Candidates Pick Fights on Patriot Act, Immigration

Republicans debate national security
By John Johnson,  Newser Staff
Posted Nov 22, 2011 7:00 PM CST
Updated Nov 22, 2011 9:03 PM CST
Gingrich in Spotlight as Republicans Square Off
Santorum, Paul, Perry, Romney, Cain, and Gingrich.   (Getty Images)

The Republican candidates were back at it tonight, this time in Washington and this time with a focus on national security. (Click to read about Mitt Romney's first-name moment.) Some highlights:

  • Newt Gingrich: Strongly backed the Patriot Act. "All of us will be in danger for the rest of our lives," he said, and the government needs tools to protect Americans. He also argued that the US could "break Iran within a year" in part by sabotaging its refineries, reports AP. An outright attack should be a last resort, he added.
  • Immigration: Big fight coming? Gingrich favored allowing some immigrants to stay, reports the Los Angeles Times. “I don’t believe that the party that says it's the party of the family is going to say it’s going to destroy families that have been here for more than a quarter of a century,” he said. “I'm prepared to take the heat in saying: Let's be humane in enforcing the law." His view caught immediate flak from Romney and Bachmann, notes Politico.
  • Ron Paul: Called the Patriot Act "unpatriotic because it undermines our liberties" and would create a police state. "You might prevent a crime. But the crime then will be against the American people." On Israel, he broke with the pack, notes the New York Times blog: "I think they are quite capable of taking care of themselves." And the drug war is "another war we ought to cancel."

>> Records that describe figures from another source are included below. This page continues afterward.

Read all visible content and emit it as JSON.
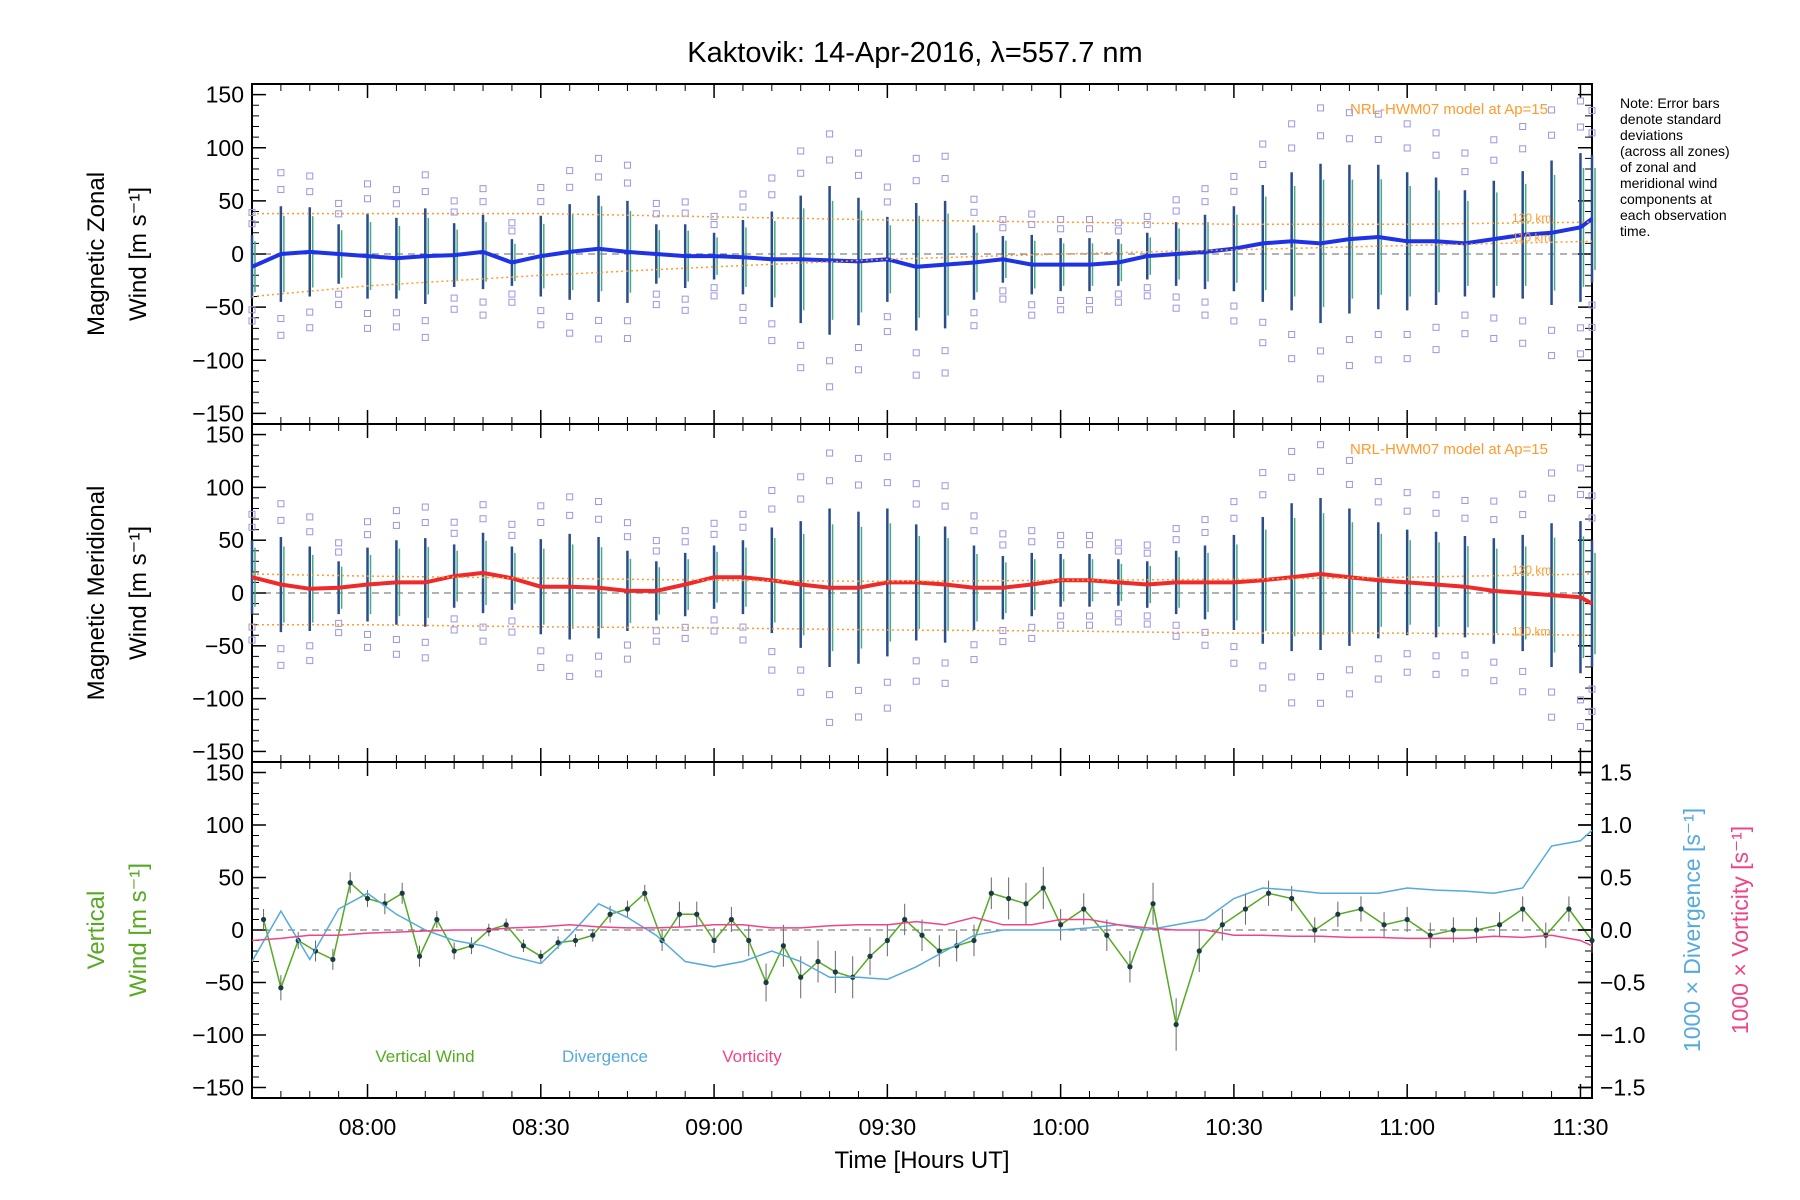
{
  "chart_data": [
    {
      "type": "line",
      "title": "Kaktovik: 14-Apr-2016, λ=557.7 nm",
      "ylabel_line1": "Magnetic Zonal",
      "ylabel_line2": "Wind [m s⁻¹]",
      "ylim": [
        -160,
        160
      ],
      "yticks": [
        -150,
        -100,
        -50,
        0,
        50,
        100,
        150
      ],
      "xlim": [
        "07:40",
        "11:32"
      ],
      "model_label": "NRL-HWM07 model at Ap=15",
      "model_alt_labels": [
        "120 km",
        "110 km"
      ],
      "series": [
        {
          "name": "Zonal wind",
          "color": "#1e32e6",
          "x": [
            "07:40",
            "07:45",
            "07:50",
            "07:55",
            "08:00",
            "08:05",
            "08:10",
            "08:15",
            "08:20",
            "08:25",
            "08:30",
            "08:35",
            "08:40",
            "08:45",
            "08:50",
            "08:55",
            "09:00",
            "09:05",
            "09:10",
            "09:15",
            "09:20",
            "09:25",
            "09:30",
            "09:35",
            "09:40",
            "09:45",
            "09:50",
            "09:55",
            "10:00",
            "10:05",
            "10:10",
            "10:15",
            "10:20",
            "10:25",
            "10:30",
            "10:35",
            "10:40",
            "10:45",
            "10:50",
            "10:55",
            "11:00",
            "11:05",
            "11:10",
            "11:15",
            "11:20",
            "11:25",
            "11:30",
            "11:32"
          ],
          "y": [
            -12,
            0,
            2,
            0,
            -2,
            -4,
            -2,
            -1,
            2,
            -8,
            -2,
            2,
            5,
            2,
            0,
            -2,
            -2,
            -3,
            -5,
            -5,
            -6,
            -7,
            -5,
            -12,
            -10,
            -8,
            -5,
            -10,
            -10,
            -10,
            -8,
            -2,
            0,
            2,
            5,
            10,
            12,
            10,
            14,
            16,
            12,
            12,
            10,
            14,
            18,
            20,
            25,
            33
          ],
          "errors": [
            30,
            45,
            42,
            28,
            40,
            38,
            45,
            30,
            35,
            22,
            38,
            45,
            50,
            48,
            28,
            30,
            22,
            35,
            45,
            60,
            70,
            60,
            40,
            60,
            60,
            35,
            22,
            28,
            25,
            25,
            22,
            22,
            30,
            35,
            40,
            55,
            65,
            75,
            70,
            68,
            65,
            60,
            50,
            55,
            60,
            68,
            70,
            60
          ]
        },
        {
          "name": "NRL-HWM07 120 km",
          "color": "#ff9b2e",
          "x": [
            "07:40",
            "08:00",
            "08:30",
            "09:00",
            "09:30",
            "10:00",
            "10:30",
            "11:00",
            "11:32"
          ],
          "y": [
            38,
            38,
            38,
            35,
            32,
            30,
            28,
            28,
            30
          ]
        },
        {
          "name": "NRL-HWM07 110 km",
          "color": "#ff9b2e",
          "x": [
            "07:40",
            "08:00",
            "08:30",
            "09:00",
            "09:30",
            "10:00",
            "10:30",
            "11:00",
            "11:32"
          ],
          "y": [
            -40,
            -30,
            -20,
            -12,
            -5,
            0,
            4,
            8,
            12
          ]
        }
      ]
    },
    {
      "type": "line",
      "ylabel_line1": "Magnetic Meridional",
      "ylabel_line2": "Wind [m s⁻¹]",
      "ylim": [
        -160,
        160
      ],
      "yticks": [
        -150,
        -100,
        -50,
        0,
        50,
        100,
        150
      ],
      "xlim": [
        "07:40",
        "11:32"
      ],
      "model_label": "NRL-HWM07 model at Ap=15",
      "model_alt_labels": [
        "120 km",
        "110 km"
      ],
      "series": [
        {
          "name": "Meridional wind",
          "color": "#ee2a2a",
          "x": [
            "07:40",
            "07:45",
            "07:50",
            "07:55",
            "08:00",
            "08:05",
            "08:10",
            "08:15",
            "08:20",
            "08:25",
            "08:30",
            "08:35",
            "08:40",
            "08:45",
            "08:50",
            "08:55",
            "09:00",
            "09:05",
            "09:10",
            "09:15",
            "09:20",
            "09:25",
            "09:30",
            "09:35",
            "09:40",
            "09:45",
            "09:50",
            "09:55",
            "10:00",
            "10:05",
            "10:10",
            "10:15",
            "10:20",
            "10:25",
            "10:30",
            "10:35",
            "10:40",
            "10:45",
            "10:50",
            "10:55",
            "11:00",
            "11:05",
            "11:10",
            "11:15",
            "11:20",
            "11:25",
            "11:30",
            "11:32"
          ],
          "y": [
            15,
            8,
            4,
            5,
            8,
            10,
            10,
            16,
            19,
            14,
            6,
            6,
            5,
            2,
            2,
            8,
            15,
            15,
            12,
            8,
            5,
            5,
            10,
            10,
            8,
            5,
            5,
            8,
            12,
            12,
            10,
            8,
            10,
            10,
            10,
            12,
            15,
            18,
            15,
            12,
            10,
            8,
            6,
            2,
            0,
            -2,
            -4,
            -10
          ],
          "errors": [
            35,
            45,
            40,
            25,
            35,
            40,
            42,
            30,
            38,
            30,
            45,
            50,
            48,
            38,
            28,
            30,
            30,
            35,
            50,
            60,
            75,
            72,
            70,
            55,
            55,
            40,
            30,
            30,
            25,
            25,
            22,
            22,
            30,
            35,
            45,
            60,
            70,
            72,
            65,
            55,
            50,
            50,
            48,
            50,
            55,
            68,
            72,
            60
          ]
        },
        {
          "name": "NRL-HWM07 120 km",
          "color": "#ff9b2e",
          "x": [
            "07:40",
            "08:00",
            "08:30",
            "09:00",
            "09:30",
            "10:00",
            "10:30",
            "11:00",
            "11:32"
          ],
          "y": [
            18,
            16,
            14,
            12,
            11,
            12,
            13,
            15,
            18
          ]
        },
        {
          "name": "NRL-HWM07 110 km",
          "color": "#ff9b2e",
          "x": [
            "07:40",
            "08:00",
            "08:30",
            "09:00",
            "09:30",
            "10:00",
            "10:30",
            "11:00",
            "11:32"
          ],
          "y": [
            -30,
            -30,
            -32,
            -33,
            -35,
            -36,
            -38,
            -38,
            -40
          ]
        }
      ]
    },
    {
      "type": "line",
      "ylabel_line1": "Vertical",
      "ylabel_line2": "Wind [m s⁻¹]",
      "ylim": [
        -160,
        160
      ],
      "yticks": [
        -150,
        -100,
        -50,
        0,
        50,
        100,
        150
      ],
      "y2label_1": "1000 × Divergence [s⁻¹]",
      "y2label_2": "1000 × Vorticity [s⁻¹]",
      "y2lim": [
        -1.6,
        1.6
      ],
      "y2ticks": [
        -1.5,
        -1.0,
        -0.5,
        0.0,
        0.5,
        1.0,
        1.5
      ],
      "y2ticklabels": [
        "−1.5",
        "−1.0",
        "−0.5",
        "0.0",
        "0.5",
        "1.0",
        "1.5"
      ],
      "xlim": [
        "07:40",
        "11:32"
      ],
      "xticks": [
        "08:00",
        "08:30",
        "09:00",
        "09:30",
        "10:00",
        "10:30",
        "11:00",
        "11:30"
      ],
      "xlabel": "Time [Hours UT]",
      "legend": [
        "Vertical Wind",
        "Divergence",
        "Vorticity"
      ],
      "series": [
        {
          "name": "Vertical Wind",
          "color": "#55aa22",
          "x": [
            "07:42",
            "07:45",
            "07:48",
            "07:51",
            "07:54",
            "07:57",
            "08:00",
            "08:03",
            "08:06",
            "08:09",
            "08:12",
            "08:15",
            "08:18",
            "08:21",
            "08:24",
            "08:27",
            "08:30",
            "08:33",
            "08:36",
            "08:39",
            "08:42",
            "08:45",
            "08:48",
            "08:51",
            "08:54",
            "08:57",
            "09:00",
            "09:03",
            "09:06",
            "09:09",
            "09:12",
            "09:15",
            "09:18",
            "09:21",
            "09:24",
            "09:27",
            "09:30",
            "09:33",
            "09:36",
            "09:39",
            "09:42",
            "09:45",
            "09:48",
            "09:51",
            "09:54",
            "09:57",
            "10:00",
            "10:04",
            "10:08",
            "10:12",
            "10:16",
            "10:20",
            "10:24",
            "10:28",
            "10:32",
            "10:36",
            "10:40",
            "10:44",
            "10:48",
            "10:52",
            "10:56",
            "11:00",
            "11:04",
            "11:08",
            "11:12",
            "11:16",
            "11:20",
            "11:24",
            "11:28",
            "11:32"
          ],
          "y": [
            10,
            -55,
            -10,
            -20,
            -28,
            45,
            30,
            25,
            35,
            -25,
            10,
            -20,
            -15,
            0,
            5,
            -15,
            -25,
            -12,
            -10,
            -5,
            15,
            20,
            35,
            -10,
            15,
            15,
            -10,
            10,
            -10,
            -50,
            -15,
            -45,
            -30,
            -40,
            -45,
            -25,
            -10,
            10,
            -5,
            -20,
            -15,
            -10,
            35,
            30,
            25,
            40,
            5,
            20,
            -5,
            -35,
            25,
            -90,
            -20,
            5,
            20,
            35,
            30,
            0,
            15,
            20,
            5,
            10,
            -5,
            0,
            0,
            5,
            20,
            -5,
            20,
            -10
          ],
          "errors": [
            10,
            12,
            8,
            10,
            10,
            10,
            8,
            10,
            10,
            10,
            8,
            8,
            8,
            6,
            6,
            6,
            6,
            6,
            6,
            6,
            8,
            8,
            8,
            10,
            12,
            12,
            12,
            12,
            15,
            18,
            20,
            20,
            20,
            20,
            20,
            18,
            15,
            15,
            15,
            15,
            15,
            15,
            15,
            20,
            20,
            20,
            15,
            15,
            15,
            15,
            20,
            25,
            20,
            15,
            15,
            12,
            12,
            12,
            12,
            12,
            12,
            12,
            12,
            12,
            12,
            12,
            12,
            12,
            12,
            12
          ]
        },
        {
          "name": "Divergence",
          "color": "#55aadd",
          "x": [
            "07:40",
            "07:45",
            "07:50",
            "07:55",
            "08:00",
            "08:05",
            "08:10",
            "08:15",
            "08:20",
            "08:25",
            "08:30",
            "08:35",
            "08:40",
            "08:45",
            "08:50",
            "08:55",
            "09:00",
            "09:05",
            "09:10",
            "09:15",
            "09:20",
            "09:25",
            "09:30",
            "09:35",
            "09:40",
            "09:45",
            "09:50",
            "09:55",
            "10:00",
            "10:05",
            "10:10",
            "10:15",
            "10:20",
            "10:25",
            "10:30",
            "10:35",
            "10:40",
            "10:45",
            "10:50",
            "10:55",
            "11:00",
            "11:05",
            "11:10",
            "11:15",
            "11:20",
            "11:25",
            "11:30",
            "11:32"
          ],
          "y": [
            -0.3,
            0.18,
            -0.28,
            0.2,
            0.35,
            0.15,
            0.0,
            -0.1,
            -0.15,
            -0.25,
            -0.32,
            -0.05,
            0.25,
            0.12,
            -0.05,
            -0.3,
            -0.35,
            -0.3,
            -0.2,
            -0.3,
            -0.45,
            -0.45,
            -0.47,
            -0.35,
            -0.2,
            -0.05,
            0.0,
            0.0,
            0.0,
            0.02,
            0.05,
            0.0,
            0.05,
            0.1,
            0.3,
            0.4,
            0.38,
            0.35,
            0.35,
            0.35,
            0.4,
            0.38,
            0.37,
            0.35,
            0.4,
            0.8,
            0.85,
            0.95
          ]
        },
        {
          "name": "Vorticity",
          "color": "#ee4488",
          "x": [
            "07:40",
            "07:45",
            "07:50",
            "07:55",
            "08:00",
            "08:05",
            "08:10",
            "08:15",
            "08:20",
            "08:25",
            "08:30",
            "08:35",
            "08:40",
            "08:45",
            "08:50",
            "08:55",
            "09:00",
            "09:05",
            "09:10",
            "09:15",
            "09:20",
            "09:25",
            "09:30",
            "09:35",
            "09:40",
            "09:45",
            "09:50",
            "09:55",
            "10:00",
            "10:05",
            "10:10",
            "10:15",
            "10:20",
            "10:25",
            "10:30",
            "10:35",
            "10:40",
            "10:45",
            "10:50",
            "10:55",
            "11:00",
            "11:05",
            "11:10",
            "11:15",
            "11:20",
            "11:25",
            "11:30",
            "11:32"
          ],
          "y": [
            -0.1,
            -0.08,
            -0.05,
            -0.05,
            -0.03,
            -0.02,
            -0.01,
            0.0,
            0.0,
            0.02,
            0.03,
            0.05,
            0.03,
            0.02,
            0.02,
            0.03,
            0.05,
            0.05,
            0.02,
            0.02,
            0.04,
            0.05,
            0.05,
            0.08,
            0.05,
            0.12,
            0.05,
            0.05,
            0.1,
            0.1,
            0.05,
            0.02,
            0.0,
            0.0,
            -0.05,
            -0.05,
            -0.06,
            -0.06,
            -0.07,
            -0.07,
            -0.08,
            -0.08,
            -0.08,
            -0.06,
            -0.07,
            -0.05,
            -0.1,
            -0.15
          ]
        }
      ]
    }
  ],
  "note": [
    "Note: Error bars",
    "denote standard",
    "deviations",
    "(across all zones)",
    "of zonal and",
    "meridional wind",
    "components at",
    "each observation",
    "time."
  ]
}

  • Mitt Romney: He said his first trip as president would be to Israel. In addition to calling out Gingrich on immigration, he disagreed with Jon Huntsman on Afghanistan: "This is not a time for America to cut and run." He favored "crippling sanctions" on Iran over an Israeli strike.
  • Jon Huntsman: He called for the bulk of troops to return from Afghanistan, especially given the struggling US economy. He sided more with Paul than Gingrich on the Patriot Act, notes the Washington Post. He also said China would never go along with Iran sanctions.
  • Rick Perry: He said the Obama administration has been an "absolute failure" in gathering intelligence on terrorists, and he asserted that the biggest foreign policy challenge is "how we're going to deal with China," notes the Wall Street Journal blog. He would not send Pakistan "one penny" until it proves it's an ally.
  • Michele Bachmann: Said President Obama has "outsourced" our ability to interrogate terror suspects to the ACLU. She called Perry's plan to cut off aid to Pakistan "highly naive." She also called Pakistan "too nuclear to fail."
  • Herman Cain: He backed privatizing the TSA (as did Perry) and refining but not eliminating the Patriot Act. He opposed a no-fly zone over Syria. (He also gave Wolf Blitzer a new nickname.)
  • Rick Santorum: He backed profiling at airports. We should be trying to "find the bomber, not the bomb."